Question: Which PpKAI2L proteins serve as SL or KL receptors?
Findings: We investigated the biological functions of PpKAI2L genes in moss vegetative development and in plant responses to synthetic SL and KL analogs using physiological and biochemical approaches. PpKAI2L proteins are grouped in four subclades: euKAI2 (proteins A to E), FK, HIL, and GJM. These proteins display different binding and cleavage specificities towards SL and KL mimics. PpKAI2L-H shows a unique Michaelian enzymatic behavior amongst characterized D14 and KAI2 proteins, for which we identified a causal amino acid residue. Proteins from the euKAI2 clade behave like KAI2 proteins from flowering plants and are good KL receptor candidates. Analysis of Ppkai2L mutant development and their responses to synthetic mimics confirmed this notion and indicated that the KL pathway in P. patens is dependent on MAX2. This analysis also suggested that the GJM clade contains SL receptors.

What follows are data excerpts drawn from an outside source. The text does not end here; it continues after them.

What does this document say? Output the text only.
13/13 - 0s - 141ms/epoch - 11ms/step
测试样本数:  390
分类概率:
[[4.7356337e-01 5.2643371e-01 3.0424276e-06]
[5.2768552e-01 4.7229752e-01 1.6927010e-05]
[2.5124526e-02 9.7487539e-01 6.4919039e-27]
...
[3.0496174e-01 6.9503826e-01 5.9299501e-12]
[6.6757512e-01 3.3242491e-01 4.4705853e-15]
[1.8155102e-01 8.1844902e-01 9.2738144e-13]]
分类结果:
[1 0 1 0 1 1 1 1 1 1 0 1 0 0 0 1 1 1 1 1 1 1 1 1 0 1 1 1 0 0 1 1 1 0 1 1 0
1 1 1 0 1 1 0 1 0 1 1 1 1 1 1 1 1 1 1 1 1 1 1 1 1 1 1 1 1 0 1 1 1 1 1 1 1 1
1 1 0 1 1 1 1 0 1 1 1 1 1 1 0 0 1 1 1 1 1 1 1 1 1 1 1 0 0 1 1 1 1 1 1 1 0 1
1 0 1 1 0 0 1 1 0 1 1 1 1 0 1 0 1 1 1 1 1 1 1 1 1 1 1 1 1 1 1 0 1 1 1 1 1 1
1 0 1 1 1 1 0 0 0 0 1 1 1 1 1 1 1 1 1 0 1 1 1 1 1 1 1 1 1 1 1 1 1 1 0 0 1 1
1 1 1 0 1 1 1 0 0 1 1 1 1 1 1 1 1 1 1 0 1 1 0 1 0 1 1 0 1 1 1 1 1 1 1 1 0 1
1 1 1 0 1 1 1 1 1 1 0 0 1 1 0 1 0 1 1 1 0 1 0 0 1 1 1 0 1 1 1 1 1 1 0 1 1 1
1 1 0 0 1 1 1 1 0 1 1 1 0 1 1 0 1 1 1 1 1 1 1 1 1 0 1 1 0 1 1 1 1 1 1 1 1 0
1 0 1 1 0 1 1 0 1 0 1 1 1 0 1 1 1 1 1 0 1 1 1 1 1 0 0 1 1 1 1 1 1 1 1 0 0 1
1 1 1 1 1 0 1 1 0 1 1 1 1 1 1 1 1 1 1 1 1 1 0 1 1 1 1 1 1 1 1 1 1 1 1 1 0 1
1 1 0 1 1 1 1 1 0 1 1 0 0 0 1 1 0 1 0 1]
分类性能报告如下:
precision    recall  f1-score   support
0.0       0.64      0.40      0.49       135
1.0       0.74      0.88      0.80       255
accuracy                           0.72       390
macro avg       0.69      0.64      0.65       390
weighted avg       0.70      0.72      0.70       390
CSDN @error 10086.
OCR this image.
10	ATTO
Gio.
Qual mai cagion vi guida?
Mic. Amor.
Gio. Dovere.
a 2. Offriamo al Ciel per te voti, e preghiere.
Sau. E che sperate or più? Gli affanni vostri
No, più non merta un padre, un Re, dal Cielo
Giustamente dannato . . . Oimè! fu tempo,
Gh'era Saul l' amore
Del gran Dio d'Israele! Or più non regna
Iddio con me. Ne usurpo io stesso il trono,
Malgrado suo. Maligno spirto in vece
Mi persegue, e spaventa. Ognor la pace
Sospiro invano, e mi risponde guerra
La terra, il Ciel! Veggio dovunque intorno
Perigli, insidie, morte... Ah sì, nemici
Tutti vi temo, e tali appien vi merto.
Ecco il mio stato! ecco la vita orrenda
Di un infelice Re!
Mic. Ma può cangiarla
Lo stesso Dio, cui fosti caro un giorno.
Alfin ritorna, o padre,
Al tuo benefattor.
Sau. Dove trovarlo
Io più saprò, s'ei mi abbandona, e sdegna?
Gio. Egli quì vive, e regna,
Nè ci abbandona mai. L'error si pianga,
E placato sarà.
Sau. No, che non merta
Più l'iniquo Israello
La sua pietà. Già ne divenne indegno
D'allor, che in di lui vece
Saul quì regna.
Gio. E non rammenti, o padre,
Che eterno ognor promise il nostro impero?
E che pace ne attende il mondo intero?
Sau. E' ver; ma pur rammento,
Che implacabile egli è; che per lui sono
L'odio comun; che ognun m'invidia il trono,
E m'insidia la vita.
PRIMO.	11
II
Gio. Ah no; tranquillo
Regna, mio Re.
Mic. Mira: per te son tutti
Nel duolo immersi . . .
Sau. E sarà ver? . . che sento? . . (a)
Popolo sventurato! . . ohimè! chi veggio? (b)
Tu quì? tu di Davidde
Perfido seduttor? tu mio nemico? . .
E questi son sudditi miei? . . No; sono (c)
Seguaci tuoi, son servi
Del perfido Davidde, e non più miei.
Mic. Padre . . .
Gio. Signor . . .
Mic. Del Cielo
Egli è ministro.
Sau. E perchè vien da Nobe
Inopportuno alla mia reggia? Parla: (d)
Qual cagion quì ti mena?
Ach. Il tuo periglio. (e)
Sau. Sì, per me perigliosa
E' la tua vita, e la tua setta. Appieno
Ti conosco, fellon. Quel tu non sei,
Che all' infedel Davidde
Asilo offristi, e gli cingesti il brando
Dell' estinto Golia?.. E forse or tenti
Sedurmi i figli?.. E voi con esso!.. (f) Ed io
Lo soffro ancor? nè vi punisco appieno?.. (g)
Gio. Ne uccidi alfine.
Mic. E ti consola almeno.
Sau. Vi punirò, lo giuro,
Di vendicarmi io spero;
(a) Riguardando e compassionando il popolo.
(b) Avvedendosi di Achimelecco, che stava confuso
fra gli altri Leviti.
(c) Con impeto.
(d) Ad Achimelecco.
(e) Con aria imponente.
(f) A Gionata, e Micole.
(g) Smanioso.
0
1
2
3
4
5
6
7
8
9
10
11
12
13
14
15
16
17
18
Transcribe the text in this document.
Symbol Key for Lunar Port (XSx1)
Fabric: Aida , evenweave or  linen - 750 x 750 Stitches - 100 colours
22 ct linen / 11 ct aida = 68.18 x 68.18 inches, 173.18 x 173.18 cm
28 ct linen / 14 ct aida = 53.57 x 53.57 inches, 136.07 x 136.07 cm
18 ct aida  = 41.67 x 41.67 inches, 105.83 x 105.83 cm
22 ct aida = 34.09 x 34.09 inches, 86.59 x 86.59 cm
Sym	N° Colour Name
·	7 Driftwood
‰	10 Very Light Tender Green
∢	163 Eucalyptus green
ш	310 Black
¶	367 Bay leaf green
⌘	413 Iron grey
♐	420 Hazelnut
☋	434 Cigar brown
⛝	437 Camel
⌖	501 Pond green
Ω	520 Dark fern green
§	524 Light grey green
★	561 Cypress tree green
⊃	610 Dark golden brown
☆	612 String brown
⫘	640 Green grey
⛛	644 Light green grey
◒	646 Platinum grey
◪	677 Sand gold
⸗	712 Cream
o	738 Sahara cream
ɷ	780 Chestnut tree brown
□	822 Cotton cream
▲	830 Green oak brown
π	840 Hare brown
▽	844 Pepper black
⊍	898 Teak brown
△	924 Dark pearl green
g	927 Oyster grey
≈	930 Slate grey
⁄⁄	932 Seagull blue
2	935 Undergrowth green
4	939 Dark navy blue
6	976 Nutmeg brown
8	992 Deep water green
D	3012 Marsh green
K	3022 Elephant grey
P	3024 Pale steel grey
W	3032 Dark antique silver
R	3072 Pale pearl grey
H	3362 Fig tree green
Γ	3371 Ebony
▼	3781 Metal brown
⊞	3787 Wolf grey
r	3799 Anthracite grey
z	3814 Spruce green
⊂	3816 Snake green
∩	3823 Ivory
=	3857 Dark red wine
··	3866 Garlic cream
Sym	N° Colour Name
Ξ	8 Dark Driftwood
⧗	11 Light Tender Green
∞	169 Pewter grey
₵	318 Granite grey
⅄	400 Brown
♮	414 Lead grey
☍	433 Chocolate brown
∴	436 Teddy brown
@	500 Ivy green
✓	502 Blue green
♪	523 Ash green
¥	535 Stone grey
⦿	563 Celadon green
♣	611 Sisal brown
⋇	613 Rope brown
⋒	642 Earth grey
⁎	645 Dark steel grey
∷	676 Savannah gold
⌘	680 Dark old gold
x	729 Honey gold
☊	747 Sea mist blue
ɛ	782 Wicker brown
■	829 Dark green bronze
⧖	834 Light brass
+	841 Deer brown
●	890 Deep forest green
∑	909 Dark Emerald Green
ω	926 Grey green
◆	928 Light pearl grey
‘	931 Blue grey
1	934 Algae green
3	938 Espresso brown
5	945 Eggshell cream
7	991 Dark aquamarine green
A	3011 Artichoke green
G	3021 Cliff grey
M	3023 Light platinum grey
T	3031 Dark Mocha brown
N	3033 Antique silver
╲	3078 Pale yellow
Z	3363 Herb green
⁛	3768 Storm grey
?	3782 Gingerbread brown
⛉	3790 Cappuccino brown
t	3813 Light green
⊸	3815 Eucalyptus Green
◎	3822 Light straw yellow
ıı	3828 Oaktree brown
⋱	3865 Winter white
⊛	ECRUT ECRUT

Next steps: Elucidating protein networks that function in SL/KL pathways in moss should clarify the mechanism of their perception. Furthermore, identifying natural ligands of PpKAI2L proteins, and determining whether they act endogenously and/or exogenously, could help explain why P. patens has retained so many PpKAI2L proteins and could shed light on the evolutionary forces that shaped the SL and KL response pathways.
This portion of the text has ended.